Most QUIC stacks are built upon in-kernel UDP. You get significant performance benefits if you can avoid your traffic going through kernel and userspace and the context switches involved.
You can work that angle by moving networking into user space... setting up the NIC queues so that user space can access them directly, without needed to context switch into the kernel.
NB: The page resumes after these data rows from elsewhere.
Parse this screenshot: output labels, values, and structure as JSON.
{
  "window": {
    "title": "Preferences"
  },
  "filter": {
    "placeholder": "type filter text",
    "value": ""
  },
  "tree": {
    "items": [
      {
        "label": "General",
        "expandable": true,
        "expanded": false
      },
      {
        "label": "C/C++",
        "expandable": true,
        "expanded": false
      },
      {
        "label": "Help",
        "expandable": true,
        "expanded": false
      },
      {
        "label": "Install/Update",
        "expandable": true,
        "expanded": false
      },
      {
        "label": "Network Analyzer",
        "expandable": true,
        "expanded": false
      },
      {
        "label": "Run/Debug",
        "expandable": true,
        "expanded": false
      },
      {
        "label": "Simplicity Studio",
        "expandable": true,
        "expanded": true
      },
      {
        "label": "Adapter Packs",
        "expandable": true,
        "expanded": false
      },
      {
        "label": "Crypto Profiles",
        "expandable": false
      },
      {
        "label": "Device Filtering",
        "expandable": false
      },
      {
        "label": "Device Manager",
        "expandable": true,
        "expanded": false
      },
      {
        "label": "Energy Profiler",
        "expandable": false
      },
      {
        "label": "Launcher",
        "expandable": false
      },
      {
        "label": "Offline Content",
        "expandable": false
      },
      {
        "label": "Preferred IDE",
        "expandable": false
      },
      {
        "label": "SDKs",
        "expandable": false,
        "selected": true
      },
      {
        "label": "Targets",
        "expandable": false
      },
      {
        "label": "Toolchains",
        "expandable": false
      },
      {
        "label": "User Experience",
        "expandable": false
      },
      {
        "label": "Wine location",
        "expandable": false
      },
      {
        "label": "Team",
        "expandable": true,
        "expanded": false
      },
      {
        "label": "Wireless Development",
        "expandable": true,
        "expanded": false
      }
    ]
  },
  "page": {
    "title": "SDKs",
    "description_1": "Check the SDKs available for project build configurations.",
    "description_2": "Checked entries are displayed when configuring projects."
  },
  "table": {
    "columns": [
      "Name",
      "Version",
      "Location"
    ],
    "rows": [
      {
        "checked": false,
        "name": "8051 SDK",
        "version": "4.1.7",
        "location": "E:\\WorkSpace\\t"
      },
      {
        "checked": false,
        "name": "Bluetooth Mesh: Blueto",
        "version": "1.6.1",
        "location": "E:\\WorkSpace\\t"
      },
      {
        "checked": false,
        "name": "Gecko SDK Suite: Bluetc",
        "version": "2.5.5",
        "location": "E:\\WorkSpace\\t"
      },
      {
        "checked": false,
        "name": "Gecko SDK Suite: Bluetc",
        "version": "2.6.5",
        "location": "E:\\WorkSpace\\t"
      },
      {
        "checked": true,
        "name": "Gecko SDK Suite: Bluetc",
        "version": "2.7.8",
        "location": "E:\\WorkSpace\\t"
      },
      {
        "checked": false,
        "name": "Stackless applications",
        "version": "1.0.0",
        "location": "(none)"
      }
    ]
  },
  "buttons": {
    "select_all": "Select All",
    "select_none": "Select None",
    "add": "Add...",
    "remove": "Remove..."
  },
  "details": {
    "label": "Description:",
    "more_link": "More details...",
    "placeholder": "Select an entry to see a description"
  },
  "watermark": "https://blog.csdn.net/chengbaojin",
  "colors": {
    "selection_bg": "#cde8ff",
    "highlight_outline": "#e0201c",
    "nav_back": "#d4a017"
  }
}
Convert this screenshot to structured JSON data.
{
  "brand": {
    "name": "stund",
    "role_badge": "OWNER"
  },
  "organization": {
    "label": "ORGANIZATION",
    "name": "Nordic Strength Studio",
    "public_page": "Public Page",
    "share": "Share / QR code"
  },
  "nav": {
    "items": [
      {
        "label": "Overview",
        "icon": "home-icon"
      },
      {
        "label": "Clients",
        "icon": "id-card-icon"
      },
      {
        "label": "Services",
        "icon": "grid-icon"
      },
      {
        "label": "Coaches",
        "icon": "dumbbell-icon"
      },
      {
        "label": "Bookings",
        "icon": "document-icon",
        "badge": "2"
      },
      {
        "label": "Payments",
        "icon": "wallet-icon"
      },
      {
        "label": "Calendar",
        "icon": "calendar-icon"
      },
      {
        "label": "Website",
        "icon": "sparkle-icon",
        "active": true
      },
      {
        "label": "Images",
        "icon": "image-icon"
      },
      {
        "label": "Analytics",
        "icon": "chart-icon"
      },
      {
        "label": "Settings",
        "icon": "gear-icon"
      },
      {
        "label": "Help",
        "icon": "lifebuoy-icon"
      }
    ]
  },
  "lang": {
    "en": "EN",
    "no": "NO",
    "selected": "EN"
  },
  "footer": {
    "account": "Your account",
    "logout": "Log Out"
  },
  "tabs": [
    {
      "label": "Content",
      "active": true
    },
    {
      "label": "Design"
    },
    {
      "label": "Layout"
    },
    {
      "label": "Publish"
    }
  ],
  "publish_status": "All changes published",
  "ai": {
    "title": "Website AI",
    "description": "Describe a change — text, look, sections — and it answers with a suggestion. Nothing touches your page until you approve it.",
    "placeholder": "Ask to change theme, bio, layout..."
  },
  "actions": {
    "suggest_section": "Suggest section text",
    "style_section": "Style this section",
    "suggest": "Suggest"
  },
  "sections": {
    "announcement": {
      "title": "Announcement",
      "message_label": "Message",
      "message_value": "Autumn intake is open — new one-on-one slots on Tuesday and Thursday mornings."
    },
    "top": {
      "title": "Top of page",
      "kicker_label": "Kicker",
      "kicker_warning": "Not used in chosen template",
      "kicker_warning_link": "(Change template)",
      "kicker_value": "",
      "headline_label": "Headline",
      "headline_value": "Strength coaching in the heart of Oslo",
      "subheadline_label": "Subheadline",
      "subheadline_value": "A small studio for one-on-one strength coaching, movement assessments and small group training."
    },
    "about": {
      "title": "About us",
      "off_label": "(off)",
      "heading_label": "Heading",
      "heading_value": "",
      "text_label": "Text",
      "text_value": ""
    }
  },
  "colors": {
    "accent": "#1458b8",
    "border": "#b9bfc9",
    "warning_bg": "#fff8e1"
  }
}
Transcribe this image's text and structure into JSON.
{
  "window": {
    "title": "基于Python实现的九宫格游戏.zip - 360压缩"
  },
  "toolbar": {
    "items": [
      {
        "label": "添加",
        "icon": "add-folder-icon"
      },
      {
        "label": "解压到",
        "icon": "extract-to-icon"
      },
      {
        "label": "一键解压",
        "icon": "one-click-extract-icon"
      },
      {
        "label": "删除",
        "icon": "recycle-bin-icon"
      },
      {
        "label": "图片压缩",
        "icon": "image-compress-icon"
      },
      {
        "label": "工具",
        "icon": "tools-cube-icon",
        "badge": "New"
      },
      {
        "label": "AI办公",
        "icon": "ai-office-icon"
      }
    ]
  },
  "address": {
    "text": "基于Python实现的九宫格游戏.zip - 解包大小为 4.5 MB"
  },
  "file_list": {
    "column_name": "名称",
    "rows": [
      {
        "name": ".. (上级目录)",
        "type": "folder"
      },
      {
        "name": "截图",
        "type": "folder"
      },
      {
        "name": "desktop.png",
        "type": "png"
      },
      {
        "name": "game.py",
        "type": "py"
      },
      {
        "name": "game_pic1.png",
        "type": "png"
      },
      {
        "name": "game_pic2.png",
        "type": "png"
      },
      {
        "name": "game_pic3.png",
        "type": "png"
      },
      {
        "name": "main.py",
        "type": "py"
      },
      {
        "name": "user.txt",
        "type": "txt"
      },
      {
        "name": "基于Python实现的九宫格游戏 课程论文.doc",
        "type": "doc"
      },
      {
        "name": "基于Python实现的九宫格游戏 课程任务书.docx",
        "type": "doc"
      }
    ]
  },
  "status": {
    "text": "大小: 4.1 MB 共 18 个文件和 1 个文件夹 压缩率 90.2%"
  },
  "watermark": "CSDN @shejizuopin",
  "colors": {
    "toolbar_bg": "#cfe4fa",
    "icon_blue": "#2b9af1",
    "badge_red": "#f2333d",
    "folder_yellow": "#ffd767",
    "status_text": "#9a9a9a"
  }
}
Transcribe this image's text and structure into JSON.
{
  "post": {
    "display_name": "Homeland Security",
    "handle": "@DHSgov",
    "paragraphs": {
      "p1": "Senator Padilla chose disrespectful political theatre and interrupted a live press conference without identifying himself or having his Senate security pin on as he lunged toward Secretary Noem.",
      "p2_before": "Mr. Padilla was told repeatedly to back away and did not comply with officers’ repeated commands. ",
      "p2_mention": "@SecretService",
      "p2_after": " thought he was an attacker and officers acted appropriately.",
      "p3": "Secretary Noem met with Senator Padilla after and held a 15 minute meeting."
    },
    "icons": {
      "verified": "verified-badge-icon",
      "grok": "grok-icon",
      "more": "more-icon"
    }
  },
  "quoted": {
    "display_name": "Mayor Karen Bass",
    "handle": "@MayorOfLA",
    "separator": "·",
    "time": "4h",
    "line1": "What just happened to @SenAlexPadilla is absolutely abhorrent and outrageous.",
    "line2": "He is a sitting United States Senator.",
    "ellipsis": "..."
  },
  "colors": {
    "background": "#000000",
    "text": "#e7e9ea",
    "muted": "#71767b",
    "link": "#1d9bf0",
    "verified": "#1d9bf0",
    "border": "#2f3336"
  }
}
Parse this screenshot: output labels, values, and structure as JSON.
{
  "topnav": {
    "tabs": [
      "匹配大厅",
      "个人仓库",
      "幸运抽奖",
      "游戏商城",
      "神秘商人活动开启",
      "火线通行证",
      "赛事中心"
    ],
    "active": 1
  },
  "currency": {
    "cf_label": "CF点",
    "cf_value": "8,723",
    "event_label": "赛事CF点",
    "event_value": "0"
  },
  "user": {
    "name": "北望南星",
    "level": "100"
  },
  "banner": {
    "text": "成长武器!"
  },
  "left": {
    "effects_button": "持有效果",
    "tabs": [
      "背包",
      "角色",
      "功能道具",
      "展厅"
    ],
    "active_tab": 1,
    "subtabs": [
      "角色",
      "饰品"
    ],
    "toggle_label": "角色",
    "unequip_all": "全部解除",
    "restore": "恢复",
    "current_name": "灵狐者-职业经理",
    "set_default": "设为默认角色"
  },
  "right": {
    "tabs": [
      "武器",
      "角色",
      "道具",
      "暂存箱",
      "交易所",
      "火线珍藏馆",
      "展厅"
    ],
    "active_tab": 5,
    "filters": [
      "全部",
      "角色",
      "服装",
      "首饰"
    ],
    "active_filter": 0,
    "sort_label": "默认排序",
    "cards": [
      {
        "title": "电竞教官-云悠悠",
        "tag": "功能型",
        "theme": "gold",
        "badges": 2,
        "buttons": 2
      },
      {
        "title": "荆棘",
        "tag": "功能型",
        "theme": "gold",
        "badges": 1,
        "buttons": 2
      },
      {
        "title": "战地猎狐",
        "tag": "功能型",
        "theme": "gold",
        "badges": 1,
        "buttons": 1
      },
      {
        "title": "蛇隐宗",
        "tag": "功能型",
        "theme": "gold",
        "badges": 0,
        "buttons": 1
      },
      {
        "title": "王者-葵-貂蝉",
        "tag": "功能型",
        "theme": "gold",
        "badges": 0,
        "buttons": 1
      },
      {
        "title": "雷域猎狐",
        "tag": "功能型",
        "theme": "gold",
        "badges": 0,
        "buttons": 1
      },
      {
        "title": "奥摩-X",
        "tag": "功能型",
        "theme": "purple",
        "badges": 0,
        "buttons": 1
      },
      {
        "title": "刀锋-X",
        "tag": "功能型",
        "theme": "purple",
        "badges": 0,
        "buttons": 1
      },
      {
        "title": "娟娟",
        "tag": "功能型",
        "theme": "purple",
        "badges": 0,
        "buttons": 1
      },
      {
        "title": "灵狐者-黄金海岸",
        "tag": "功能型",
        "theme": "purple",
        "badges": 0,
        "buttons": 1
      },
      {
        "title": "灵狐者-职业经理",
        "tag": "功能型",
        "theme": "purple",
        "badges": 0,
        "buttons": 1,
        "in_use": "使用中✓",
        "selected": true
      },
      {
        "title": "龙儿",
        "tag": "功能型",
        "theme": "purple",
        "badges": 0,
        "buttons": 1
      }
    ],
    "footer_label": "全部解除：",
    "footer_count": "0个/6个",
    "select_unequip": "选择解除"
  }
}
Or you can work the angle by moving networking into kernel space ... things like sendfile which let a tcp application instruct the kernel to send a file to the peer without needing to copy the content into userspace and then back into kernel space and finally into the device memory, if you have in-kernel TLS with sendfile then you can continue to skip copying to userspace; if you have NIC based TLS, the kernel doesn't need to read the data from the disk; if you have NIC based TLS and the disk can DMA to the NIC buffers, the data doesn't need to even hit main memory. Etc
But most QUIC stacks don't get benefit from either side of that. They're reading and writing packets via syscalls, and they're doing all the packetization in user space. No chance to sendfile and skip a context switch and skip a copy. Batching io via io_uring or similar helps with context switches, but probably doesn't prevent copies.
Yeah, there’s also a lot of offloads that can be done to the kernel with UDP (e.g. UDP segmentation offload, generic receive offload, checksum offload), and offloading quick entirely would be a natural extension to that.
It just offers people choice for the right solution at the right moment.